Wprowadzenie pierwszego lockdwonu, który wiosną 2020 r. objął niemal cały rozwinięty świat, wymusiło na firmach błyskawiczne dostosowanie się do nowych warunków. Pracodawcy na wyścigi wdrażali cyfrowe rozwiązania, by uniknąć paraliżu procesów wewnętrznych. Aż 97 proc. szefów globalnych firm wskazało w ubiegłorocznym sondażu magazynu „Forbes", że pandemia znacznie przyspieszyła technologiczną rewolucję w ich firmach.

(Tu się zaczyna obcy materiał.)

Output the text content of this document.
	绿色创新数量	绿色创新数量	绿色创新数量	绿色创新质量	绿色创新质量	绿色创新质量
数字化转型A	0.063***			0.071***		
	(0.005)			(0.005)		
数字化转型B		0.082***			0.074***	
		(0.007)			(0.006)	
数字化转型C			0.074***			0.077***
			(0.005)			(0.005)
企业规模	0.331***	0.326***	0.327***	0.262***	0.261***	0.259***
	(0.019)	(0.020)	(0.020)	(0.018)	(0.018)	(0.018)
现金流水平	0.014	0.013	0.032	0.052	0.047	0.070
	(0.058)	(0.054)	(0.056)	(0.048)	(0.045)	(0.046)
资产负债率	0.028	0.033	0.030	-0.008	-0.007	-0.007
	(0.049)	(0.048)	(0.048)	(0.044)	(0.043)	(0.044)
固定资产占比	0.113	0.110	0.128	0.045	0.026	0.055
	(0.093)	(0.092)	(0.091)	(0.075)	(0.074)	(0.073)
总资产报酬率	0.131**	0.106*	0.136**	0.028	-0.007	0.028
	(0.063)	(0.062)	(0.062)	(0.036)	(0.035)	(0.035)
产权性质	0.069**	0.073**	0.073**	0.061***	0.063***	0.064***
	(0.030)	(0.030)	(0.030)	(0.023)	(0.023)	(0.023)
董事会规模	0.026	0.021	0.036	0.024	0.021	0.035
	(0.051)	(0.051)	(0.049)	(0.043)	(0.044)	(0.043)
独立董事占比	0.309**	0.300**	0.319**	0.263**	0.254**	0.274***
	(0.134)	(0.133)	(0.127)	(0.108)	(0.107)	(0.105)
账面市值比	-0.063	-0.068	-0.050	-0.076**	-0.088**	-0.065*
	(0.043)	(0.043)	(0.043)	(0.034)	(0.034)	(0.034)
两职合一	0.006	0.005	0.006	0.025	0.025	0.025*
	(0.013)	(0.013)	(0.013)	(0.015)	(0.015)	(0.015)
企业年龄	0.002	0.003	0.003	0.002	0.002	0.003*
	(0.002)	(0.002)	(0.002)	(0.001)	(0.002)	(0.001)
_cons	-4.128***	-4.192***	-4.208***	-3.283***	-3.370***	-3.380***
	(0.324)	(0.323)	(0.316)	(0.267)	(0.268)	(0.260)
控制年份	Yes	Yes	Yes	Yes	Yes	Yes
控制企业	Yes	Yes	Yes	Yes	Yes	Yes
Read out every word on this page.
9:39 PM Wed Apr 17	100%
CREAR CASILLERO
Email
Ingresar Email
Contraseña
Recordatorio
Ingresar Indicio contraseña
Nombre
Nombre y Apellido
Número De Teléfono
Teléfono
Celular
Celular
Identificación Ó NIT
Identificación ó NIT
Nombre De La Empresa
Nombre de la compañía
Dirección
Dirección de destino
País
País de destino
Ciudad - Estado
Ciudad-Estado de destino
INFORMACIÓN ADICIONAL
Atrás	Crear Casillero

W polskim badaniu, przeprowadzonym latem zeszłego roku przez firmy Well.hr i Inwenta, aż 62 proc. menedżerów deklarowało, że cyfryzacja w ich firmach w czasie pandemii przyspieszyła. Jak przypomina raport Well.hr, według firmy doradczej Barrett Values Centre gwałtowna transformacja przeprowadzona w pierwszych sześciu tygodniach pandemii, w normalnych warunkach zajęłaby od pięciu do siedmiu lat. To przyspieszenie odczuły działy HR, które musiały szybko dostosować do nowych warunków sposób organizacji pracy – dopasowany do potrzeb zdalnych pracowników, jak również tych, którym trzeba było zapewnić bezpieczną pracę na miejscu.
Chatbot i grywalizacja
Jak wspomina Rafał Sekuła, dyrektor biura HR w Emitelu, spółka po wybuchu pandemii wdrożyła reżim sanitarny i procedury zapewniające bezpieczeństwo pracowników, w tym system rotacyjnej pracy zdalnej. Wewnętrzny obieg dokumentów przeszedł proces pełnej digitalizacji.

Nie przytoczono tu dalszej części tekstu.